# Outback Vs Kz Frontier



## jjmaurer (Feb 17, 2007)

Hey outbackers, I was looking on the K-Z Frontier site and the 2505QSS-F has the same floorplan as the Outback 23KRS. What is the difference in these two RV's as far as quality etc.?


----------



## tdvffjohn (Mar 10, 2005)

http://www.outbackers.com/forums/index.php?showtopic=12382

Not the same model but it might answer some questions for you

John


----------



## Scrib (Jun 28, 2005)

You mean the 26RS? The 23KRS is a toy hauler, and the 23RS is a foot shorter.


----------



## jjmaurer (Feb 17, 2007)

Scrib said:


> You mean the 26RS? The 23KRS is a toy hauler, and the 23RS is a foot shorter.


The toy hauler version 23 KRS


----------



## skippershe (May 22, 2006)

I just looked at their website, and the floorplans show that the 2505QSS-F is not a toy hauler...Am I missing something?


----------



## Scrib (Jun 28, 2005)

Yeah - there is an optional side garage door, just like an Outback.

There aren't any spec's on that configuration though, so I wonder what its carrying capacity really is? Anyway, most of us are partial to....

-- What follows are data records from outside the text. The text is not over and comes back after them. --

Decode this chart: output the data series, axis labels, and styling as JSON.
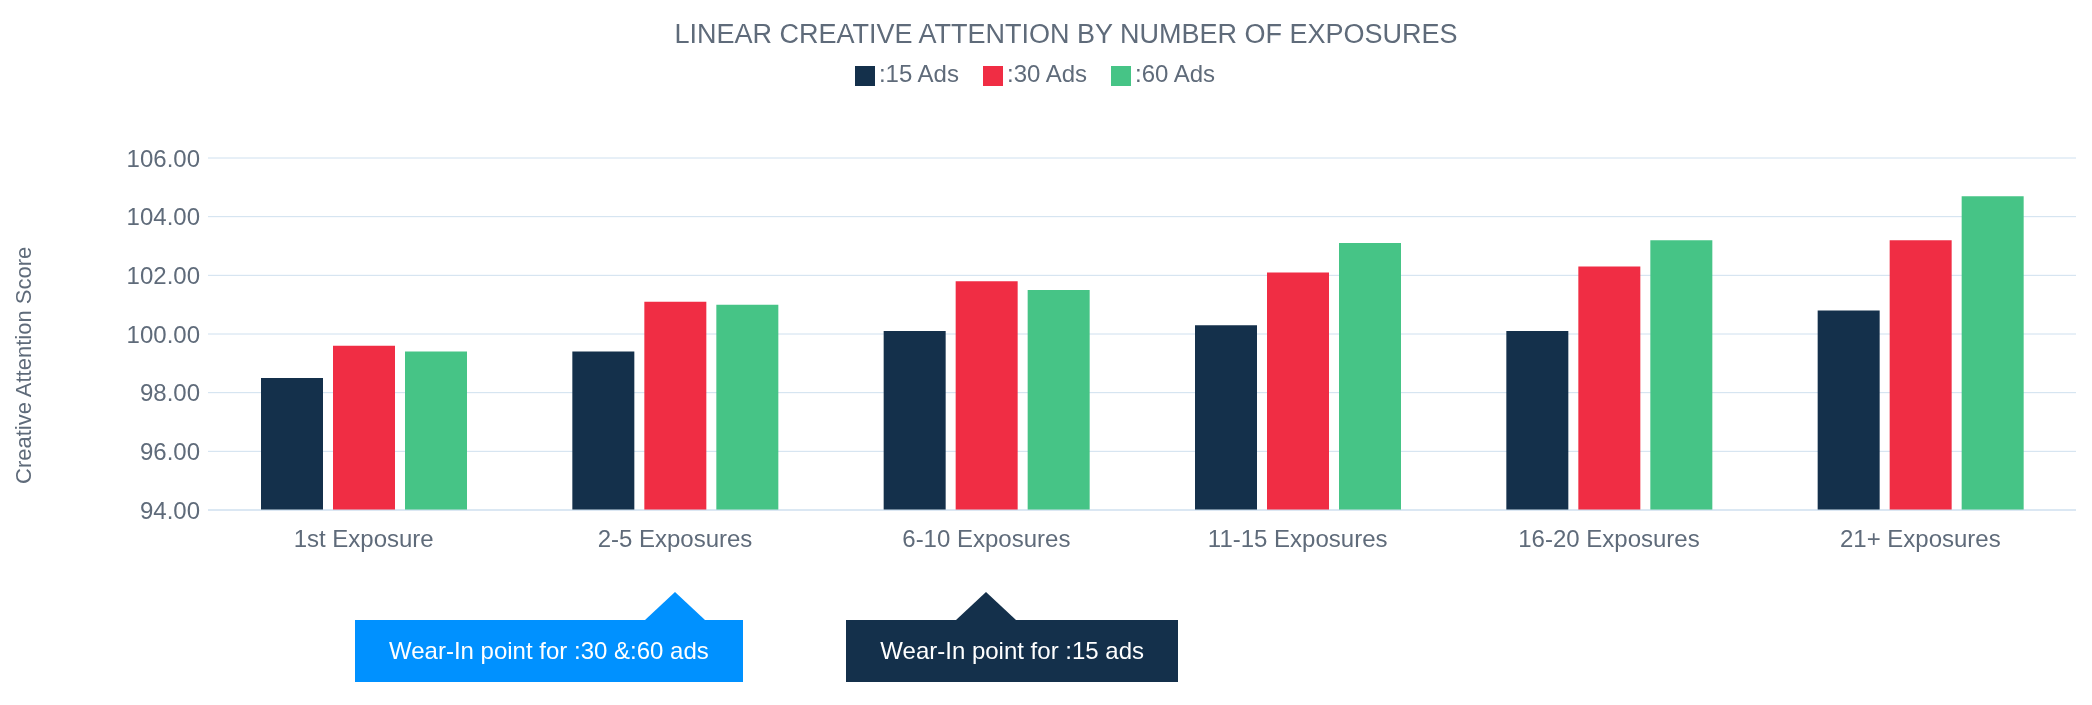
{
  "chart_data": {
    "type": "bar",
    "title": "LINEAR CREATIVE ATTENTION BY NUMBER OF EXPOSURES",
    "ylabel": "Creative Attention Score",
    "categories": [
      "1st Exposure",
      "2-5 Exposures",
      "6-10 Exposures",
      "11-15 Exposures",
      "16-20 Exposures",
      "21+ Exposures"
    ],
    "series": [
      {
        "name": ":15 Ads",
        "color": "#14304b",
        "values": [
          98.5,
          99.4,
          100.1,
          100.3,
          100.1,
          100.8
        ]
      },
      {
        "name": ":30 Ads",
        "color": "#f02d44",
        "values": [
          99.6,
          101.1,
          101.8,
          102.1,
          102.3,
          103.2
        ]
      },
      {
        "name": ":60 Ads",
        "color": "#46c486",
        "values": [
          99.4,
          101.0,
          101.5,
          103.1,
          103.2,
          104.7
        ]
      }
    ],
    "ylim": [
      94,
      106
    ],
    "yticks": [
      {
        "value": 94,
        "label": "94.00"
      },
      {
        "value": 96,
        "label": "96.00"
      },
      {
        "value": 98,
        "label": "98.00"
      },
      {
        "value": 100,
        "label": "100.00"
      },
      {
        "value": 102,
        "label": "102.00"
      },
      {
        "value": 104,
        "label": "104.00"
      },
      {
        "value": 106,
        "label": "106.00"
      }
    ],
    "grid": "y",
    "legend": "top",
    "annotations": [
      "Wear-In point for :30 &:60 ads",
      "Wear-In point for :15 ads"
    ]
  }
}
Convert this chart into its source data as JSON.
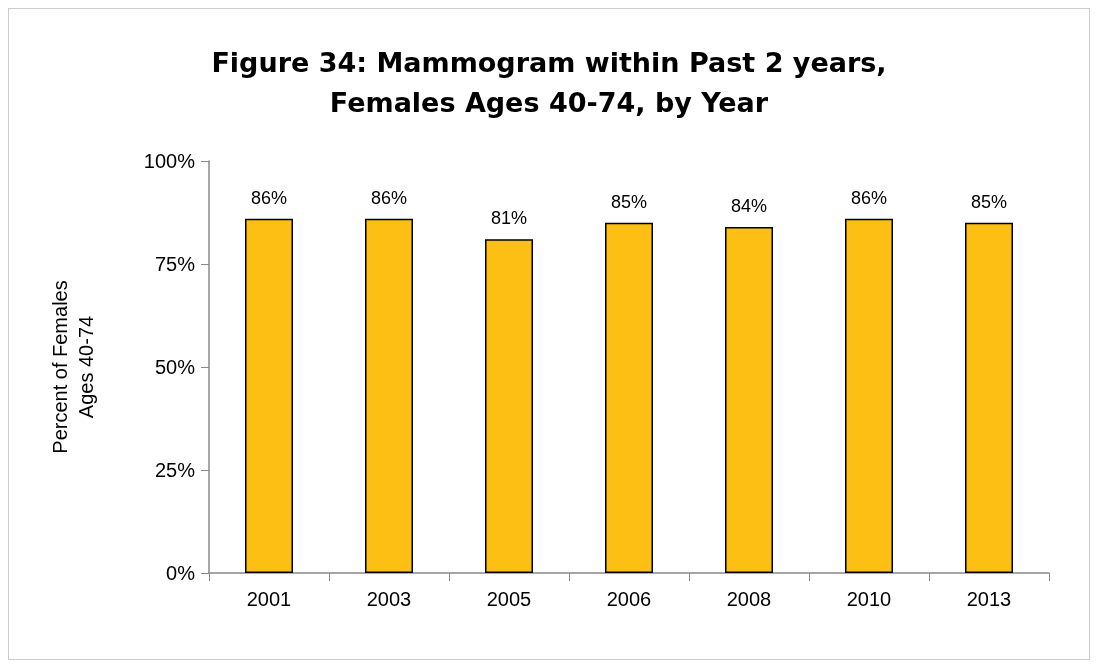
{
  "chart_data": {
    "type": "bar",
    "title": "Figure 34: Mammogram within Past 2 years,\nFemales Ages 40-74, by Year",
    "ylabel": "Percent of Females\nAges 40-74",
    "categories": [
      "2001",
      "2003",
      "2005",
      "2006",
      "2008",
      "2010",
      "2013"
    ],
    "values": [
      86,
      86,
      81,
      85,
      84,
      86,
      85
    ],
    "value_labels": [
      "86%",
      "86%",
      "81%",
      "85%",
      "84%",
      "86%",
      "85%"
    ],
    "color": "#fdbf14",
    "ylim": [
      0,
      100
    ],
    "yticks": [
      {
        "value": 0,
        "label": "0%"
      },
      {
        "value": 25,
        "label": "25%"
      },
      {
        "value": 50,
        "label": "50%"
      },
      {
        "value": 75,
        "label": "75%"
      },
      {
        "value": 100,
        "label": "100%"
      }
    ],
    "grid": false
  }
}
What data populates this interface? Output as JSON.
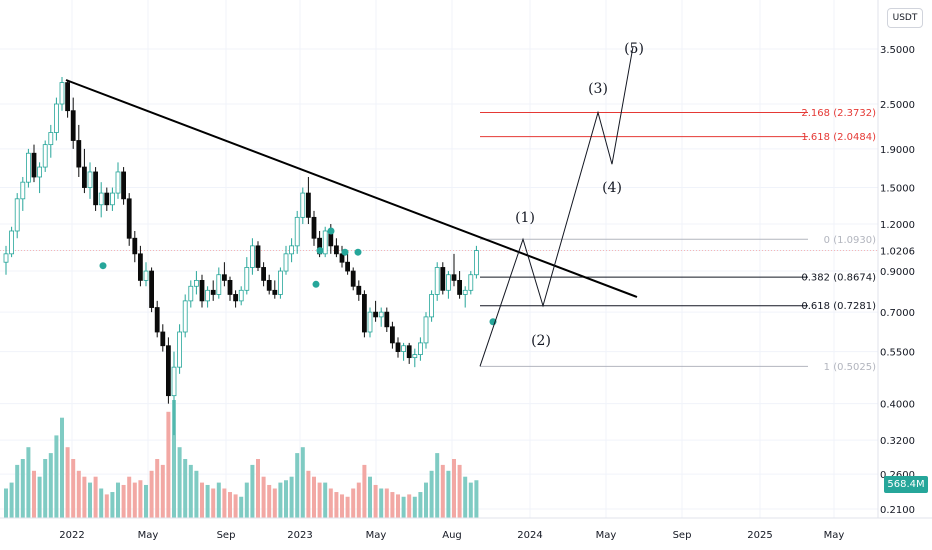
{
  "currency": "USDT",
  "volume_badge": "568.4M",
  "colors": {
    "up": "#26a69a",
    "down": "#0b0b0b",
    "vol_up": "#7fcbc3",
    "vol_down": "#f2a8a4",
    "fib_black": "#131722",
    "fib_red": "#e53935",
    "fib_grey": "#b2b5be",
    "trendline": "#000000"
  },
  "chart_data": {
    "type": "candlestick",
    "y_scale": "log",
    "price_ticks": [
      "3.5000",
      "2.5000",
      "1.9000",
      "1.5000",
      "1.2000",
      "1.0206",
      "0.9000",
      "0.7000",
      "0.5500",
      "0.4000",
      "0.3200",
      "0.2600",
      "0.2100"
    ],
    "x_ticks": [
      "2022",
      "May",
      "Sep",
      "2023",
      "May",
      "Aug",
      "2024",
      "May",
      "Sep",
      "2025",
      "May"
    ],
    "fib_levels": [
      {
        "label": "0 (1.0930)",
        "price": 1.093,
        "color": "grey"
      },
      {
        "label": "0.382 (0.8674)",
        "price": 0.8674,
        "color": "black"
      },
      {
        "label": "0.618 (0.7281)",
        "price": 0.7281,
        "color": "black"
      },
      {
        "label": "1 (0.5025)",
        "price": 0.5025,
        "color": "grey"
      },
      {
        "label": "1.618 (2.0484)",
        "price": 2.0484,
        "color": "red"
      },
      {
        "label": "2.168 (2.3732)",
        "price": 2.3732,
        "color": "red"
      }
    ],
    "wave_labels": [
      "(1)",
      "(2)",
      "(3)",
      "(4)",
      "(5)"
    ],
    "candles": [
      [
        0.95,
        1.05,
        0.88,
        1.0
      ],
      [
        1.0,
        1.18,
        0.98,
        1.15
      ],
      [
        1.15,
        1.45,
        1.1,
        1.4
      ],
      [
        1.4,
        1.6,
        1.3,
        1.55
      ],
      [
        1.55,
        1.9,
        1.5,
        1.85
      ],
      [
        1.85,
        1.95,
        1.55,
        1.6
      ],
      [
        1.6,
        1.75,
        1.45,
        1.7
      ],
      [
        1.7,
        2.0,
        1.65,
        1.95
      ],
      [
        1.95,
        2.2,
        1.8,
        2.1
      ],
      [
        2.1,
        2.6,
        2.0,
        2.5
      ],
      [
        2.5,
        2.95,
        2.4,
        2.85
      ],
      [
        2.85,
        2.9,
        2.3,
        2.4
      ],
      [
        2.4,
        2.6,
        1.9,
        2.0
      ],
      [
        2.0,
        2.2,
        1.6,
        1.7
      ],
      [
        1.7,
        1.9,
        1.45,
        1.5
      ],
      [
        1.5,
        1.75,
        1.4,
        1.65
      ],
      [
        1.65,
        1.7,
        1.3,
        1.35
      ],
      [
        1.35,
        1.55,
        1.25,
        1.45
      ],
      [
        1.45,
        1.5,
        1.3,
        1.35
      ],
      [
        1.35,
        1.5,
        1.3,
        1.45
      ],
      [
        1.45,
        1.75,
        1.4,
        1.65
      ],
      [
        1.65,
        1.7,
        1.35,
        1.4
      ],
      [
        1.4,
        1.45,
        1.05,
        1.1
      ],
      [
        1.1,
        1.15,
        0.95,
        1.0
      ],
      [
        1.0,
        1.05,
        0.82,
        0.85
      ],
      [
        0.85,
        0.95,
        0.82,
        0.9
      ],
      [
        0.9,
        0.92,
        0.7,
        0.72
      ],
      [
        0.72,
        0.75,
        0.6,
        0.62
      ],
      [
        0.62,
        0.65,
        0.55,
        0.57
      ],
      [
        0.57,
        0.6,
        0.4,
        0.42
      ],
      [
        0.42,
        0.55,
        0.33,
        0.5
      ],
      [
        0.5,
        0.65,
        0.48,
        0.62
      ],
      [
        0.62,
        0.78,
        0.6,
        0.75
      ],
      [
        0.75,
        0.85,
        0.72,
        0.82
      ],
      [
        0.82,
        0.9,
        0.78,
        0.85
      ],
      [
        0.85,
        0.88,
        0.72,
        0.75
      ],
      [
        0.75,
        0.82,
        0.72,
        0.8
      ],
      [
        0.8,
        0.85,
        0.75,
        0.78
      ],
      [
        0.78,
        0.92,
        0.76,
        0.88
      ],
      [
        0.88,
        0.95,
        0.82,
        0.85
      ],
      [
        0.85,
        0.87,
        0.75,
        0.78
      ],
      [
        0.78,
        0.8,
        0.72,
        0.75
      ],
      [
        0.75,
        0.82,
        0.73,
        0.8
      ],
      [
        0.8,
        0.98,
        0.78,
        0.92
      ],
      [
        0.92,
        1.1,
        0.88,
        1.05
      ],
      [
        1.05,
        1.08,
        0.9,
        0.92
      ],
      [
        0.92,
        0.95,
        0.82,
        0.85
      ],
      [
        0.85,
        0.88,
        0.78,
        0.8
      ],
      [
        0.8,
        0.85,
        0.76,
        0.78
      ],
      [
        0.78,
        0.92,
        0.76,
        0.9
      ],
      [
        0.9,
        1.05,
        0.88,
        1.0
      ],
      [
        1.0,
        1.1,
        0.95,
        1.05
      ],
      [
        1.05,
        1.3,
        1.0,
        1.25
      ],
      [
        1.25,
        1.5,
        1.2,
        1.45
      ],
      [
        1.45,
        1.6,
        1.2,
        1.25
      ],
      [
        1.25,
        1.3,
        1.05,
        1.1
      ],
      [
        1.1,
        1.15,
        0.98,
        1.0
      ],
      [
        1.0,
        1.18,
        0.98,
        1.15
      ],
      [
        1.15,
        1.2,
        1.0,
        1.05
      ],
      [
        1.05,
        1.1,
        0.98,
        1.0
      ],
      [
        1.0,
        1.05,
        0.92,
        0.95
      ],
      [
        0.95,
        1.0,
        0.88,
        0.9
      ],
      [
        0.9,
        0.92,
        0.8,
        0.82
      ],
      [
        0.82,
        0.85,
        0.75,
        0.78
      ],
      [
        0.78,
        0.8,
        0.6,
        0.62
      ],
      [
        0.62,
        0.72,
        0.6,
        0.7
      ],
      [
        0.7,
        0.75,
        0.66,
        0.68
      ],
      [
        0.68,
        0.72,
        0.64,
        0.7
      ],
      [
        0.7,
        0.72,
        0.62,
        0.64
      ],
      [
        0.64,
        0.66,
        0.56,
        0.58
      ],
      [
        0.58,
        0.6,
        0.53,
        0.55
      ],
      [
        0.55,
        0.58,
        0.52,
        0.57
      ],
      [
        0.57,
        0.58,
        0.51,
        0.53
      ],
      [
        0.53,
        0.56,
        0.5,
        0.54
      ],
      [
        0.54,
        0.6,
        0.52,
        0.58
      ],
      [
        0.58,
        0.7,
        0.56,
        0.68
      ],
      [
        0.68,
        0.8,
        0.66,
        0.78
      ],
      [
        0.78,
        0.95,
        0.75,
        0.92
      ],
      [
        0.92,
        0.95,
        0.78,
        0.8
      ],
      [
        0.8,
        0.9,
        0.76,
        0.88
      ],
      [
        0.88,
        1.0,
        0.82,
        0.85
      ],
      [
        0.85,
        0.9,
        0.76,
        0.78
      ],
      [
        0.78,
        0.82,
        0.72,
        0.8
      ],
      [
        0.8,
        0.9,
        0.78,
        0.88
      ],
      [
        0.88,
        1.05,
        0.86,
        1.02
      ]
    ],
    "volumes": [
      0.25,
      0.3,
      0.45,
      0.5,
      0.6,
      0.4,
      0.35,
      0.5,
      0.55,
      0.7,
      0.85,
      0.6,
      0.5,
      0.4,
      0.35,
      0.3,
      0.35,
      0.25,
      0.2,
      0.22,
      0.3,
      0.28,
      0.35,
      0.3,
      0.32,
      0.28,
      0.4,
      0.5,
      0.45,
      0.9,
      1.0,
      0.6,
      0.5,
      0.45,
      0.4,
      0.3,
      0.28,
      0.25,
      0.3,
      0.25,
      0.22,
      0.2,
      0.18,
      0.3,
      0.45,
      0.5,
      0.35,
      0.28,
      0.25,
      0.3,
      0.32,
      0.35,
      0.55,
      0.6,
      0.4,
      0.35,
      0.3,
      0.3,
      0.25,
      0.22,
      0.2,
      0.18,
      0.25,
      0.3,
      0.45,
      0.35,
      0.28,
      0.25,
      0.25,
      0.22,
      0.2,
      0.18,
      0.2,
      0.18,
      0.22,
      0.3,
      0.4,
      0.55,
      0.45,
      0.4,
      0.5,
      0.45,
      0.35,
      0.3,
      0.32
    ]
  }
}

1. light & bright interior
2. stove by the door, sink by the dinette (no "hot seat"







)
3. pantry in the kitchen (ours is always stuffed)
4. bathroom storage (also stuffed, but there are 3 girls in my family)
5. www.outbackers.com (we've been referred too as a "cult" - only half jokingly)

Good luck!


----------



## 4ME (Sep 11, 2006)

Compare the tank sizes too!
That was a big one for me!


----------



## luckylynn (Jan 9, 2007)

3ME said:


> Compare the tank sizes too!
> That was a big one for me!


We first looked at the K-Z (the same one you are looking at)........sure glad we got the Outback 23KRS,got to love the ROO! One of the many things that sold us was the knowledge of the dealer to be able to compair several different brands. They did not say anything bad about any of the others,just pointed out ways they were the same or different) The warrenty on the ROO seems much better( we know the dealer is) I could be wrong but I Think the Keystone Outback is better built and has better feathers. We have Not seen a K-Z Fronter with a side drop toy door.


----------



## skippershe (May 22, 2006)

After doing a comparison of the two models, here is what stood out as far as reasons to choose the 23krs over the Frontier 2505QSS-F

Frontier

Weight 5380 
Fresh water 40 
Black tank 32 
Grey tank 32 
LPG 30

Roo

Weight 5085
Fresh water 50
Black tank 40
Grey tank 40
LPG 60

Those would be good enough reasons for me!


----------



## Husker92 (Feb 11, 2006)

With the white cabinets, more water and more propane! the outback tips the scales for me!


----------



## FraTra (Aug 21, 2006)

I almost bought a KZ 2405PQS-F because it was a clearance model with a great price it's the same floor plan as my OB. The KZ bunks were shorter, there wasn't half of the storage space as the OB, the OB interior was much more pleasant and nicer than the KZ. I, and this is a personal oppinion, thought the OB was put together with more care and attention to detail.


----------



## skippershe (May 22, 2006)

Don't forget the hardwoodish floors!

The white cabinets are just like what we have in our kitchen and the flooring is identical to our hardwood floors throughout our home. That was a big selling point for us, a true home away from home


----------



## CamperAndy (Aug 26, 2004)

The KZ have smaller windows then the Outback and it really make a difference. Not to mention all the other things mentioned in the other posts.


----------